As a consumer or application developers, you are in the precarious position of having to enhance a user’s experience without upsetting the user, their friends, and the provider. The majority of the burden for being an upstanding citizen on the Social Web falls on your shoulders. As a social platform consumer you agree to the following terms.

  1. Never create relationships between two users without explicit permission from the user initiating the relationship.
  2. All automatic communications sent from your application must be opt-in or confirmed by the user after each action (e.g. Facebook Connect requires a user click “Publish” to confirm publishing to the feed).
  3. Do not build applications that encourage and/or trick users into spamming their friends and followers.
  4. Allow non-users of your application to opt-out of communications originating from your application without having to install said application.
  5. Invitations from one user to another user to use or join your application must not be sent automatically nor should mass invitations be the default option. Make the user choose, carefully, which friends to invite to the service.
  6. Use the messaging frameworks provided by the providers. Do not require or use a user’s email address. Furthermore, do not ever send unsolicited messages.
  7. Do not enable automatic communications after a user has signed up.
  8. If your application spans multiple social platforms, users must be able to manage and control their data and settings from a single location (e.g. A user’s settings work the same on both Facebook and MySpace).
  9. Be up front about what data you plan on using, how you plan on using it and to whom you plan on sharing that data with. This text must be stated in clear, non-legalese, concise written form.
  10. You will provide a clear and simple way for users and providers to privately contact you.
  11. Don’t be a douchebag.

Users

Without you this entire thing would fall into itself in a gigantic implosion. Despite what any provider or consumer says, the data you publish on the web is yours, which means it’s also, at the end of the day, up to you to protect it. As a social web user you agree to the following terms.

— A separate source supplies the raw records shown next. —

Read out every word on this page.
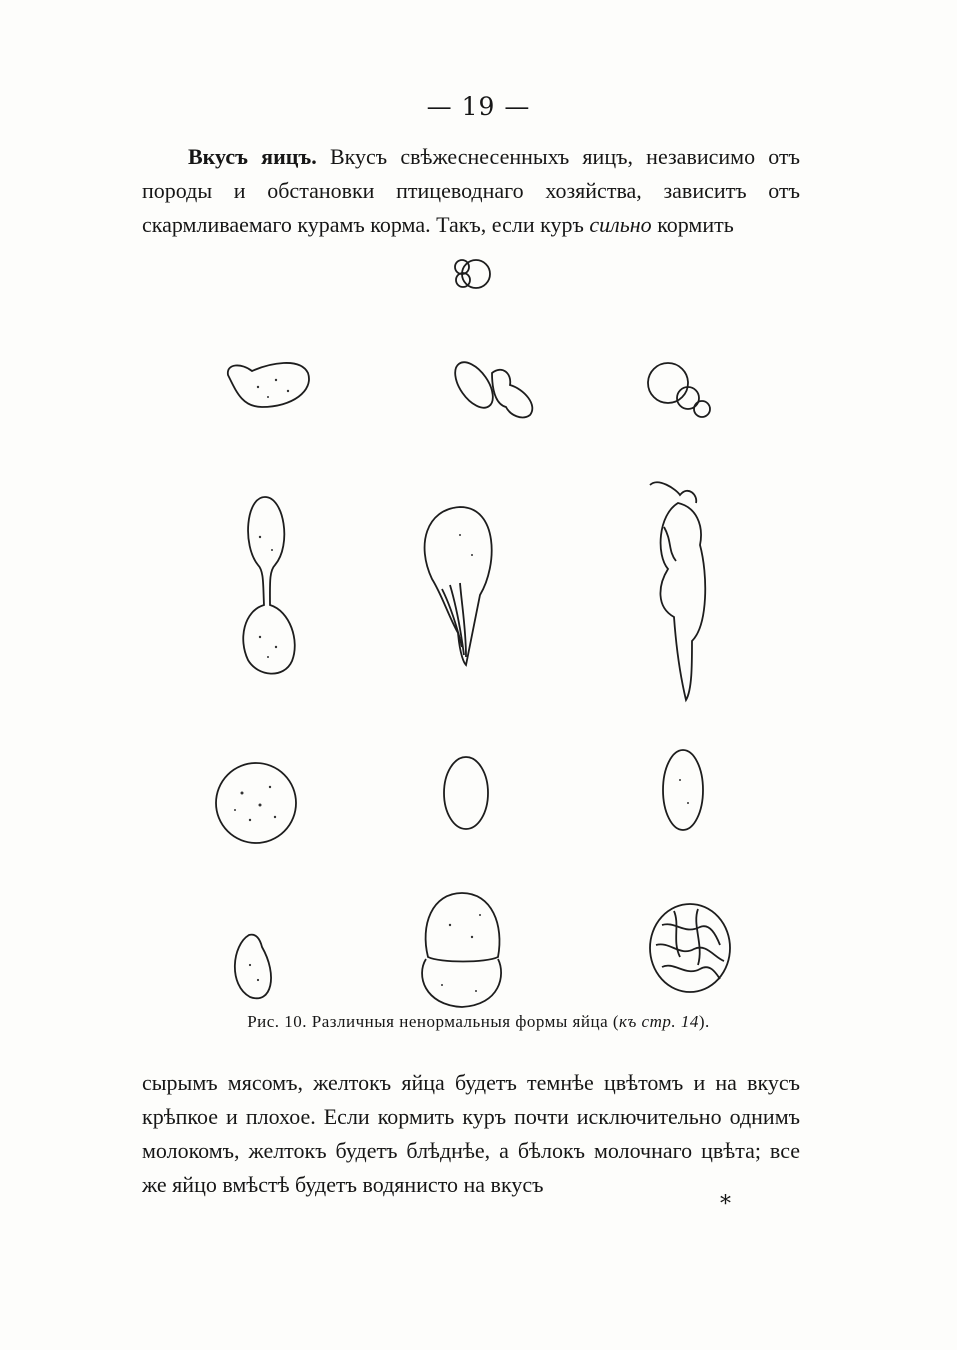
— 19 —

Вкусъ яицъ. Вкусъ свѣжеснесенныхъ яицъ, независимо отъ породы и обстановки птицеводнаго хозяйства, зависитъ отъ скармливаемаго курамъ корма. Такъ, если куръ сильно кормить

Рис. 10. Различныя ненормальныя формы яйца (къ стр. 14).

сырымъ мясомъ, желтокъ яйца будетъ темнѣе цвѣтомъ и на вкусъ крѣпкое и плохое. Если кормить куръ почти исключительно однимъ молокомъ, желтокъ будетъ блѣднѣе, а бѣлокъ молочнаго цвѣта; все же яйцо вмѣстѣ будетъ водянисто на вкусъ

*
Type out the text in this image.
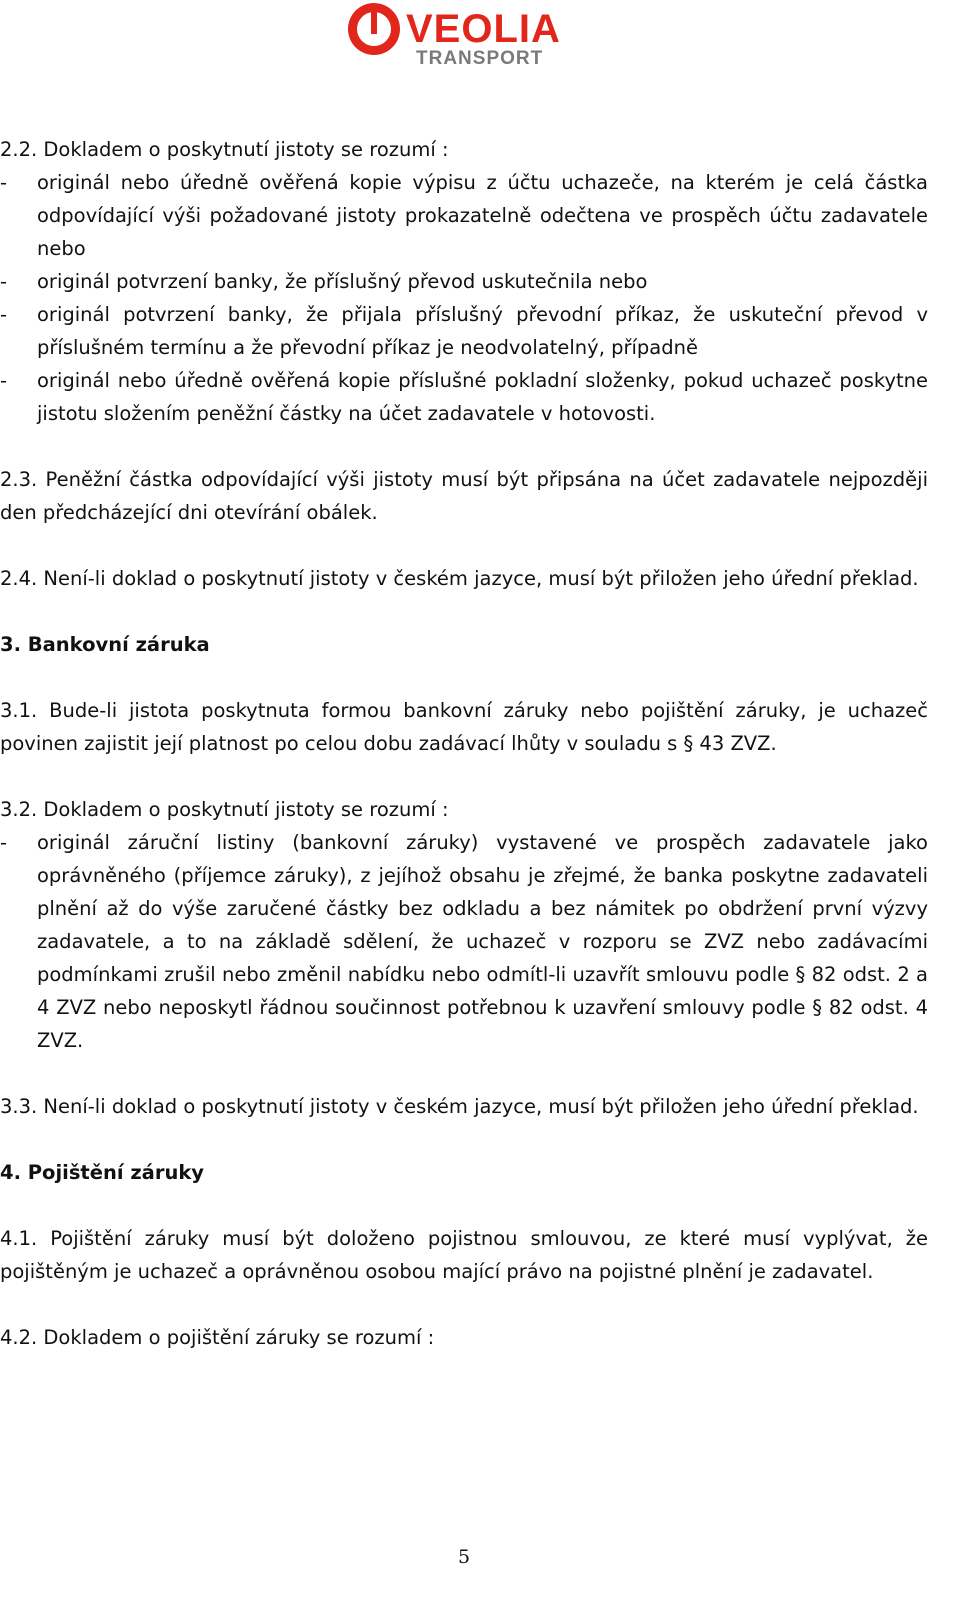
VEOLIA
TRANSPORT

2.2. Dokladem o poskytnutí jistoty se rozumí :

- originál nebo úředně ověřená kopie výpisu z účtu uchazeče, na kterém je celá částka odpovídající výši požadované jistoty prokazatelně odečtena ve prospěch účtu zadavatele nebo
- originál potvrzení banky, že příslušný převod uskutečnila nebo
- originál potvrzení banky, že přijala příslušný převodní příkaz, že uskuteční převod v příslušném termínu a že převodní příkaz je neodvolatelný, případně
- originál nebo úředně ověřená kopie příslušné pokladní složenky, pokud uchazeč poskytne jistotu složením peněžní částky na účet zadavatele v hotovosti.

2.3. Peněžní částka odpovídající výši jistoty musí být připsána na účet zadavatele nejpozději den předcházející dni otevírání obálek.

2.4. Není-li doklad o poskytnutí jistoty v českém jazyce, musí být přiložen jeho úřední překlad.

3. Bankovní záruka

3.1. Bude-li jistota poskytnuta formou bankovní záruky nebo pojištění záruky, je uchazeč povinen zajistit její platnost po celou dobu zadávací lhůty v souladu s § 43 ZVZ.

3.2. Dokladem o poskytnutí jistoty se rozumí :

- originál záruční listiny (bankovní záruky) vystavené ve prospěch zadavatele jako oprávněného (příjemce záruky), z jejíhož obsahu je zřejmé, že banka poskytne zadavateli plnění až do výše zaručené částky bez odkladu a bez námitek po obdržení první výzvy zadavatele, a to na základě sdělení, že uchazeč v rozporu se ZVZ nebo zadávacími podmínkami zrušil nebo změnil nabídku nebo odmítl-li uzavřít smlouvu podle § 82 odst. 2 a 4 ZVZ nebo neposkytl řádnou součinnost potřebnou k uzavření smlouvy podle § 82 odst. 4 ZVZ.

3.3. Není-li doklad o poskytnutí jistoty v českém jazyce, musí být přiložen jeho úřední překlad.

4. Pojištění záruky

4.1. Pojištění záruky musí být doloženo pojistnou smlouvou, ze které musí vyplývat, že pojištěným je uchazeč a oprávněnou osobou mající právo na pojistné plnění je zadavatel.

4.2. Dokladem o pojištění záruky se rozumí :

5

  1. Never give write permissions to an unknown consumer.
  2. Be cognizant of how an application will affect your friends and followers.
  3. Never send a mass invite to your friends to use a consumer’s applications.
  4. Do not use one service solely for the purpose of broadcasting posts/activities from another service. Cross posting is bad for the internets (An exception being aggregation sites, such as FriendFeed).
  5. Don’t be a douchebag.

Conclusion

At the end of the day, we’ve really messed up lots of things by bringing real life social norms to the web. The web had its own social norms, which often clash with real life social norms, before we did this. The result is going to include growing pains like sheep tossing, #spymaster, and Foursquare’s horrible decision to turn on automatic tweets after 2.5 months without even so much as notifying their users.

We’ll get it right, eventually. Until then we all need to start thinking about how we affect other people with our actions online, just like real life.

Also, interesting to note how, as is so often in real life, it comes down to not being a douchebag for all this to work just fine.